KrebsOnSecurity attempted to reach We Code Solutions via the contact email address on its website — [email protected][.]pk — but the message bounced back, saying there was no such address. Similarly, a call to the Lahore phone number listed on the website produced an automated message saying the number is not in service. None of the We Code Solutions employees contacted directly via email or phone responded to requests for comment.
FAIL BY NUMBERS
This open-source research on The Manipulaters and We Code Solutions is damning enough. But the real icing on the Fud Co cake is that sometime in 2019, The Manipulaters failed to renew their core domain name — manipulaters[.]com — the same one tied to so many of the company’s past and current business operations.
That domain was quickly scooped up by Scylla Intel, a cyber intelligence firm that specializes in connecting cybercriminals to their real-life identities. Whoops.
Scylla co-founder Sasha Angus said the messages that flooded their inbox once they set up an email server on that domain quickly filled in many of the details they didn’t already have about The Manipulaters.
“We know the principals, their actual identities, where they are, where they hang out,” Angus said. “I’d say we have several thousand exhibits that we could put into evidence potentially. We have them six ways to Sunday as being the guys behind this Saim Raza spammer identity on the forums.”

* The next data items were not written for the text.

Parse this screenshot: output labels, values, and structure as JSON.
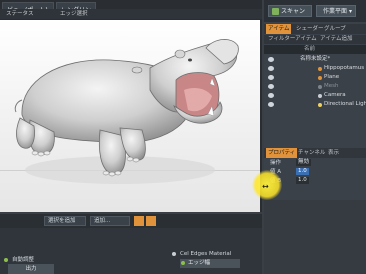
{
  "viewport_tabs": [
    "ビュー(ポート)",
    "レンダリング"
  ],
  "viewport_row2": [
    "ステータス",
    "エッジ選択"
  ],
  "right_panel": {
    "top_buttons": [
      "スキャン",
      "作業平面"
    ],
    "tabs": [
      "アイテム",
      "シェーダー",
      "グループ"
    ],
    "tabs2": [
      "フィルターアイテム",
      "アイテム追加"
    ],
    "list_header": [
      "名前"
    ],
    "items": [
      "名称未設定*",
      "Hippopotamus 01.0",
      "Plane",
      "Mesh",
      "Camera",
      "Directional Light"
    ],
    "prop_tabs": [
      "プロパティ",
      "チャンネル",
      "表示"
    ],
    "props": [
      {
        "name": "操作",
        "value": "無効"
      },
      {
        "name": "値 A",
        "value": "1.0"
      },
      {
        "name": "値 B",
        "value": "1.0"
      }
    ]
  },
  "schematic": {
    "toolbar": [
      "選択を追加",
      "追加..."
    ],
    "node_left": {
      "header": "自動調整",
      "body": "出力"
    },
    "node_right": {
      "header": "Cel Edges Material",
      "body": "エッジ幅"
    }
  }
}
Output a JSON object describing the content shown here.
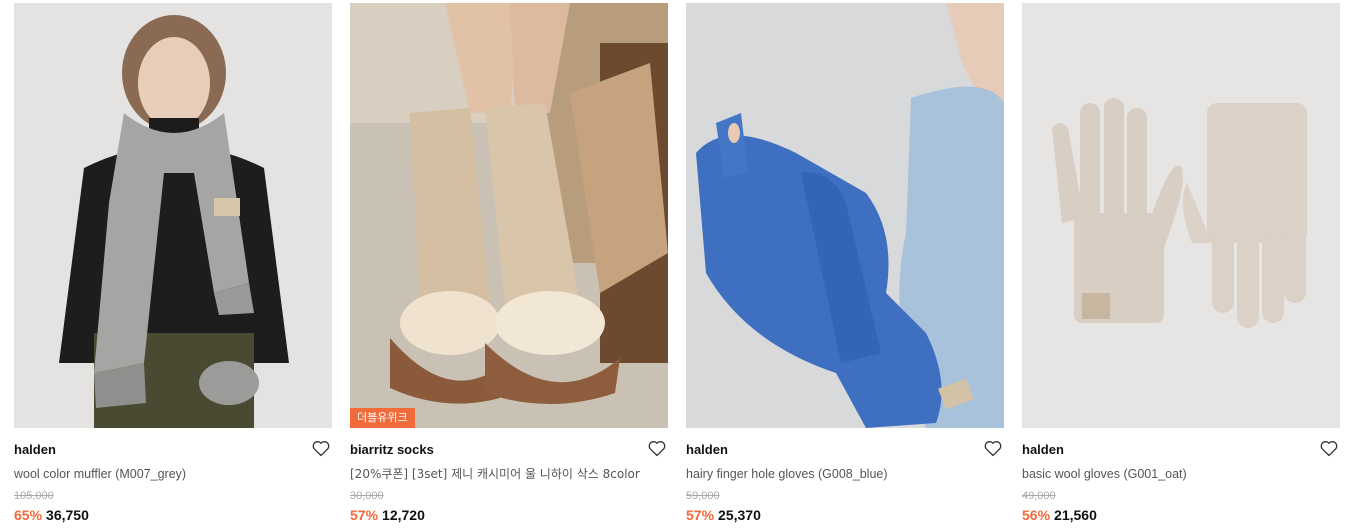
{
  "products": [
    {
      "brand": "halden",
      "name": "wool color muffler (M007_grey)",
      "original_price": "105,000",
      "discount": "65%",
      "price": "36,750",
      "badge": "",
      "image": "woman-grey-muffler-photo",
      "bg": "#e4e3e1"
    },
    {
      "brand": "biarritz socks",
      "name": "[20%쿠폰] [3set] 제니 캐시미어 울 니하이 삭스 8color",
      "original_price": "30,000",
      "discount": "57%",
      "price": "12,720",
      "badge": "더블유위크",
      "image": "knee-socks-boots-photo",
      "bg": "#c9c1b4"
    },
    {
      "brand": "halden",
      "name": "hairy finger hole gloves (G008_blue)",
      "original_price": "59,000",
      "discount": "57%",
      "price": "25,370",
      "badge": "",
      "image": "blue-gloves-photo",
      "bg": "#d7d9da"
    },
    {
      "brand": "halden",
      "name": "basic wool gloves (G001_oat)",
      "original_price": "49,000",
      "discount": "56%",
      "price": "21,560",
      "badge": "",
      "image": "oat-gloves-photo",
      "bg": "#e7e5e3"
    }
  ],
  "colors": {
    "accent": "#f06a3a",
    "text": "#111111",
    "muted": "#555555",
    "strike": "#aaaaaa"
  }
}
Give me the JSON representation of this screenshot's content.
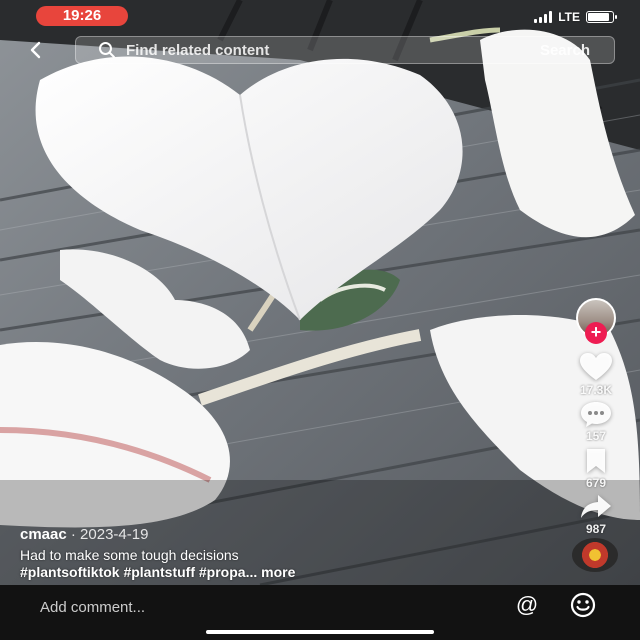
{
  "status": {
    "time": "19:26",
    "network": "LTE",
    "battery_level": 0.9
  },
  "search": {
    "placeholder": "Find related content",
    "button_label": "Search"
  },
  "rail": {
    "likes": "17.3K",
    "comments": "157",
    "saves": "679",
    "shares": "987"
  },
  "post": {
    "username": "cmaac",
    "date": "· 2023-4-19",
    "description": "Had to make some tough decisions",
    "tags": "#plantsoftiktok #plantstuff #propa...",
    "more_label": " more"
  },
  "comment": {
    "placeholder": "Add comment..."
  },
  "icons": {
    "back": "chevron-left-icon",
    "search": "search-icon",
    "like": "heart-icon",
    "comment": "comment-bubble-icon",
    "save": "bookmark-icon",
    "share": "share-arrow-icon",
    "mention": "at-sign-icon",
    "emoji": "smiley-icon"
  },
  "colors": {
    "status_pill": "#e8453c",
    "follow_badge": "#ee1d52",
    "comment_bar": "#121212"
  }
}
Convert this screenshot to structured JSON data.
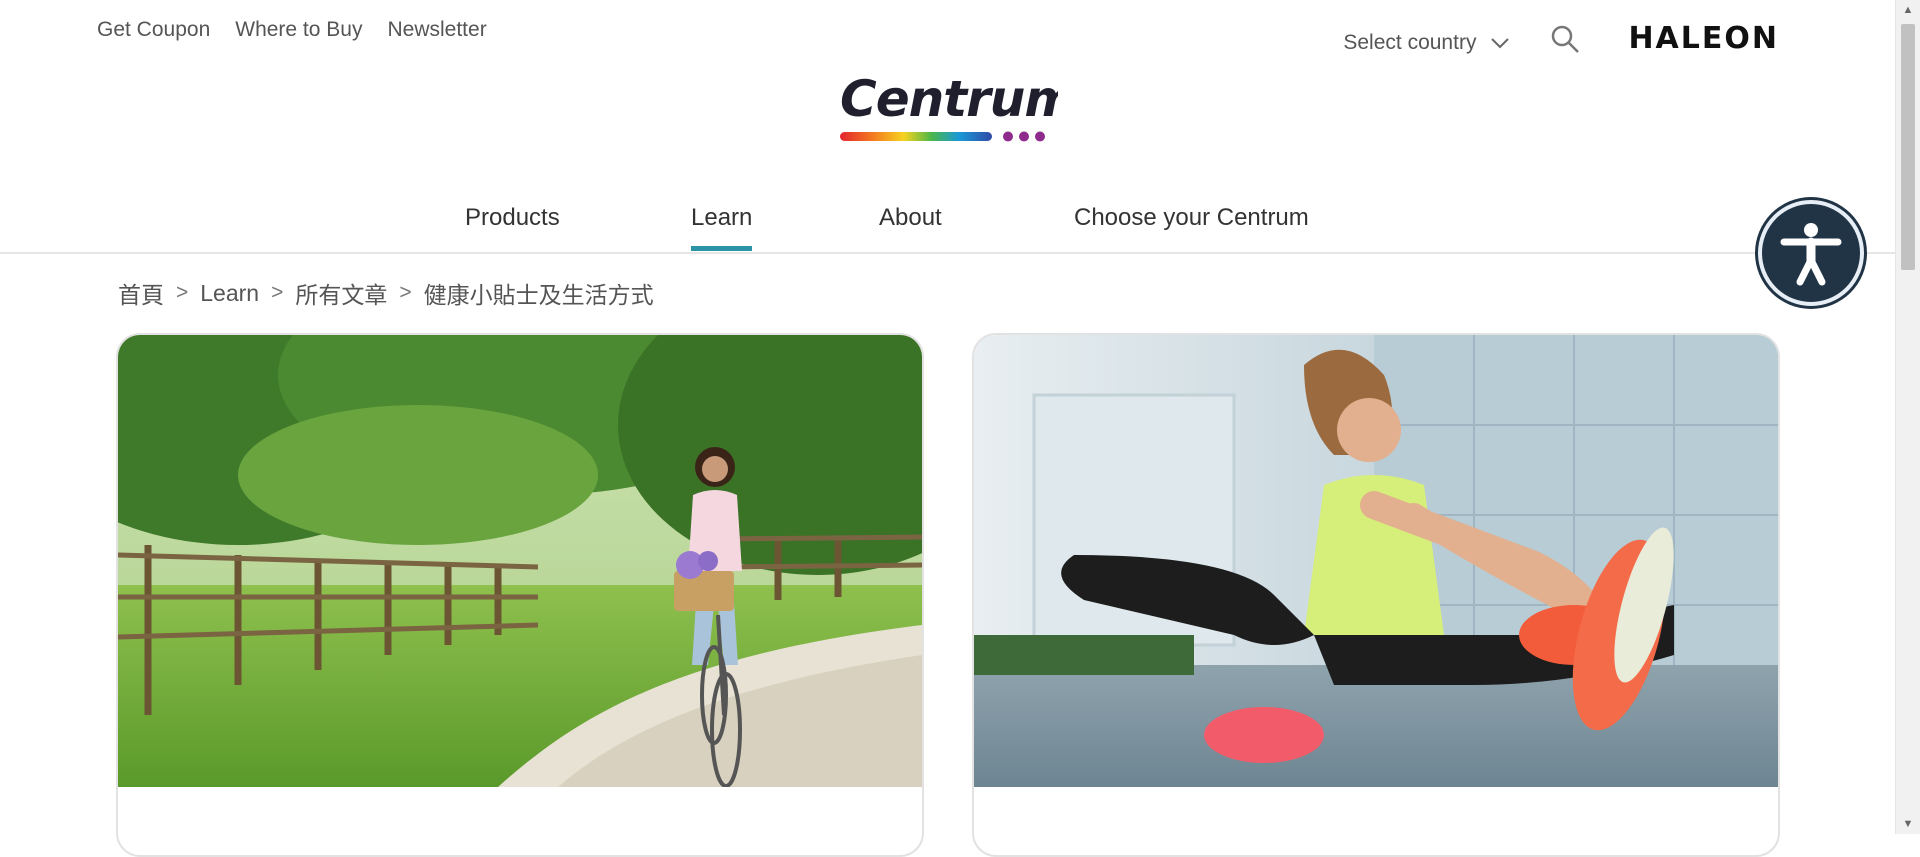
{
  "utility_nav": [
    "Get Coupon",
    "Where to Buy",
    "Newsletter"
  ],
  "country_select": {
    "label": "Select country"
  },
  "brand": {
    "haleon": "HALEON",
    "centrum": "Centrum"
  },
  "main_nav": {
    "items": [
      "Products",
      "Learn",
      "About",
      "Choose your Centrum"
    ],
    "active": "Learn"
  },
  "breadcrumb": [
    "首頁",
    "Learn",
    "所有文章",
    "健康小貼士及生活方式"
  ],
  "breadcrumb_separator": ">",
  "cards": [
    {
      "image": "woman-riding-bicycle-photo"
    },
    {
      "image": "woman-stretching-photo"
    }
  ],
  "icons": {
    "search": "search-icon",
    "dropdown": "chevron-down-icon",
    "accessibility": "accessibility-icon"
  },
  "colors": {
    "accent": "#2a93a6",
    "a11y_bg": "#213445"
  }
}
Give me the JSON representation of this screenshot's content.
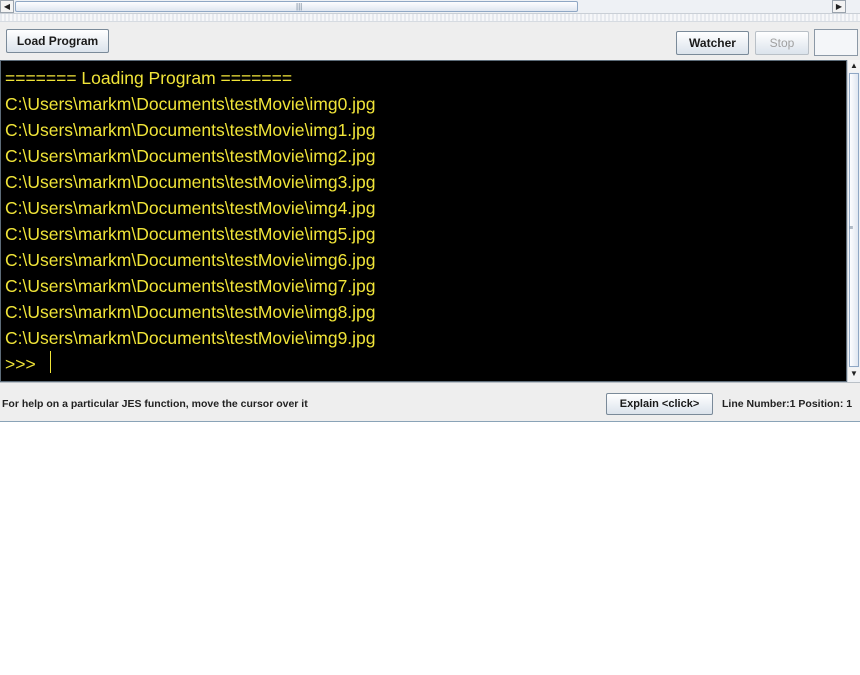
{
  "toolbar": {
    "load_program_label": "Load Program",
    "watcher_label": "Watcher",
    "stop_label": "Stop"
  },
  "console": {
    "lines": [
      "======= Loading Program =======",
      "C:\\Users\\markm\\Documents\\testMovie\\img0.jpg",
      "C:\\Users\\markm\\Documents\\testMovie\\img1.jpg",
      "C:\\Users\\markm\\Documents\\testMovie\\img2.jpg",
      "C:\\Users\\markm\\Documents\\testMovie\\img3.jpg",
      "C:\\Users\\markm\\Documents\\testMovie\\img4.jpg",
      "C:\\Users\\markm\\Documents\\testMovie\\img5.jpg",
      "C:\\Users\\markm\\Documents\\testMovie\\img6.jpg",
      "C:\\Users\\markm\\Documents\\testMovie\\img7.jpg",
      "C:\\Users\\markm\\Documents\\testMovie\\img8.jpg",
      "C:\\Users\\markm\\Documents\\testMovie\\img9.jpg"
    ],
    "prompt": ">>>",
    "text_color": "#f0e438",
    "background_color": "#000000"
  },
  "status": {
    "help_text": "For help on a particular JES function, move the cursor over it",
    "explain_label": "Explain <click>",
    "position_text": "Line Number:1 Position: 1"
  },
  "icons": {
    "scroll_left": "arrow-left-icon",
    "scroll_right": "arrow-right-icon",
    "scroll_up": "arrow-up-icon",
    "scroll_down": "arrow-down-icon"
  }
}
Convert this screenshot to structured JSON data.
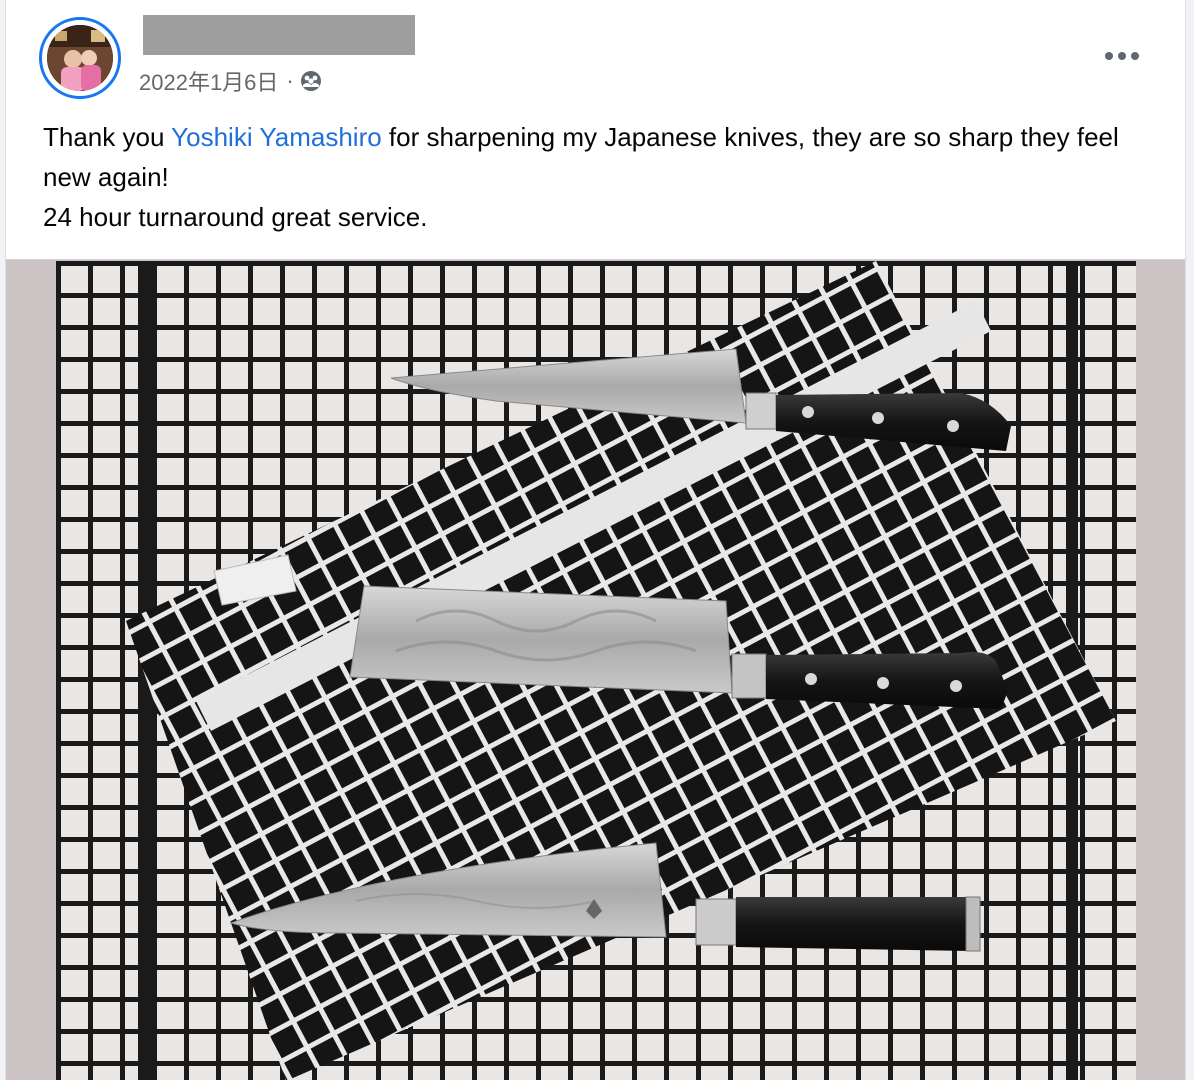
{
  "post": {
    "author_name": "",
    "date": "2022年1月6日",
    "separator": "·",
    "audience_icon": "friends-icon",
    "more_icon": "more-options-icon",
    "text": {
      "part1": "Thank you ",
      "mention": "Yoshiki Yamashiro",
      "part2": " for sharpening my Japanese knives, they are so sharp they feel new again!",
      "line2": "24 hour turnaround  great service."
    }
  },
  "photo": {
    "subject": "three-knives-on-checkered-towel",
    "knives": [
      "petty-knife",
      "nakiri-knife",
      "chef-knife"
    ],
    "colors": {
      "towel_white": "#e9e6e4",
      "towel_black": "#151515",
      "blade": "#b8b8b8",
      "handle": "#1a1a1a",
      "frame_bg": "#ccc4c4",
      "mention_link": "#216fdb",
      "avatar_ring": "#1877f2"
    }
  }
}
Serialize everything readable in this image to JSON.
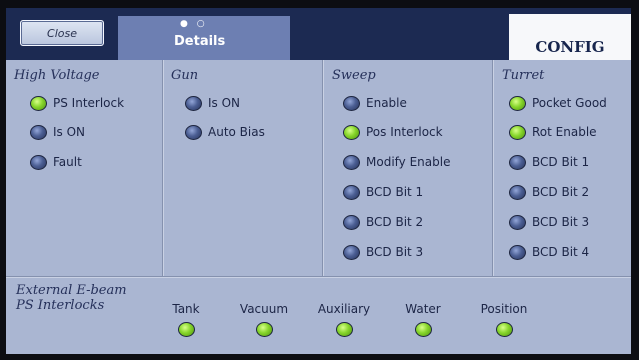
{
  "header": {
    "close_label": "Close",
    "details_label": "Details",
    "details_dots": "● ○",
    "config_label": "CONFIG"
  },
  "sections": {
    "high_voltage": {
      "title": "High Voltage",
      "items": [
        {
          "label": "PS Interlock",
          "state": "on"
        },
        {
          "label": "Is ON",
          "state": "off"
        },
        {
          "label": "Fault",
          "state": "off"
        }
      ]
    },
    "gun": {
      "title": "Gun",
      "items": [
        {
          "label": "Is ON",
          "state": "off"
        },
        {
          "label": "Auto Bias",
          "state": "off"
        }
      ]
    },
    "sweep": {
      "title": "Sweep",
      "items": [
        {
          "label": "Enable",
          "state": "off"
        },
        {
          "label": "Pos Interlock",
          "state": "on"
        },
        {
          "label": "Modify Enable",
          "state": "off"
        },
        {
          "label": "BCD Bit 1",
          "state": "off"
        },
        {
          "label": "BCD Bit 2",
          "state": "off"
        },
        {
          "label": "BCD Bit 3",
          "state": "off"
        }
      ]
    },
    "turret": {
      "title": "Turret",
      "items": [
        {
          "label": "Pocket Good",
          "state": "on"
        },
        {
          "label": "Rot Enable",
          "state": "on"
        },
        {
          "label": "BCD Bit 1",
          "state": "off"
        },
        {
          "label": "BCD Bit 2",
          "state": "off"
        },
        {
          "label": "BCD Bit 3",
          "state": "off"
        },
        {
          "label": "BCD Bit 4",
          "state": "off"
        }
      ]
    }
  },
  "external": {
    "title_line1": "External E-beam",
    "title_line2": "PS Interlocks",
    "items": [
      {
        "label": "Tank",
        "state": "on"
      },
      {
        "label": "Vacuum",
        "state": "on"
      },
      {
        "label": "Auxiliary",
        "state": "on"
      },
      {
        "label": "Water",
        "state": "on"
      },
      {
        "label": "Position",
        "state": "on"
      }
    ]
  },
  "colors": {
    "led_on": "#86d52a",
    "led_off": "#4c5f94",
    "panel_bg": "#aab6d2",
    "header_bg": "#1c2a52",
    "tab_active": "#6d7fb2"
  }
}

Angus said he and a fellow researcher briefed U.S. prosecutors in 2019 about their findings on The Manipulaters, and that investigators expressed interest but also seemed overwhelmed by the volume of evidence that would need to be collected and preserved about this group’s activities.
“I think one of the things the investigators found challenging about this case was not who did what, but just how much bad stuff they’ve done over the years,” Angus said. “With these guys, you keep going down this rabbit hole that never ends because there’s always more, and it’s fairly astonishing. They are prolific. If they had halfway decent operational security, they could have been really successful. But thankfully, they don’t.”